Four hundred French immigrants to arrive in Israel

Marcy Oster

JERUSALEM (JTA) — Some 400 new immigrants from France are scheduled to arrive in Israel.

The two chartered flights organized by the Jewish Agency for Israel and the Ministry of Aliyah and Immigrant Absorption are set to arrive Wednesday evening, where the new olim, mostly from Paris and its suburbs, will be welcomed with a special ceremony.

The new immigrants include 18 babies and 195 children and teens.

Some 60 of the new immigrants will move to the southern Israeli cities of Ashdod and Ashkelon, which have been under regular bombardment by rockets fired from Gaza. More than 100 of the French immigrants will move to Tel Aviv and the center of the country, 130 Netanya, and about 50 to Jerusalem.

None of the immigrants scheduled to arrive have cancelled due to the current rocket fire on the country, according to the Jewish Agency.

The new immigrants will be greeted at Ben Gurion Airport, which also has been the unsuccessful target of Hamas rockets, by  Minister of Aliyah and Immigrant Absorption Sofa Landver; Chairman of the Executive of The Jewish Agency for Israel Natan Sharansky; and Director-General of the Prime Minister’s Office Harel Locker.

“Every immigrant who arrives in Israel strengthens us as a people, and this is all the more so when it comes to the growing aliyah from France,” Landver said in a statement ahead of their arrival.

France, notably the Paris region, has seen an elevated level of anti-Semitic attacks in recent months and more dramatically in recent weeks.
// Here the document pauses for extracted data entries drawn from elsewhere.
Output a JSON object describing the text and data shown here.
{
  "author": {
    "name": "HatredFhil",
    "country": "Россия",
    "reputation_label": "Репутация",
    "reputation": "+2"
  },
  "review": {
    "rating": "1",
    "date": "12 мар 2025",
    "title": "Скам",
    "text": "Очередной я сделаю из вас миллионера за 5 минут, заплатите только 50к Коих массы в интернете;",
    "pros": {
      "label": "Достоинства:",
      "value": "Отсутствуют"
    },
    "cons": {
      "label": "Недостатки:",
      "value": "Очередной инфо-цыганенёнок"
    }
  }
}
The Ministry of Aliyah and Immigrant Absorption and the Jewish Agency recently implemented a new plan to encourage aliyah from France and to ease French Jews’ integration into Israeli society, including making it easier to transfer professional licensing and find jobs.

More than 5,000 French Jews are expected to immigrate to Israel by the end of 2014, up from 3,289 in 2013, and 1,917 in 2012. Some 2,600 French Jews arrived in Israel during the first six months of this year.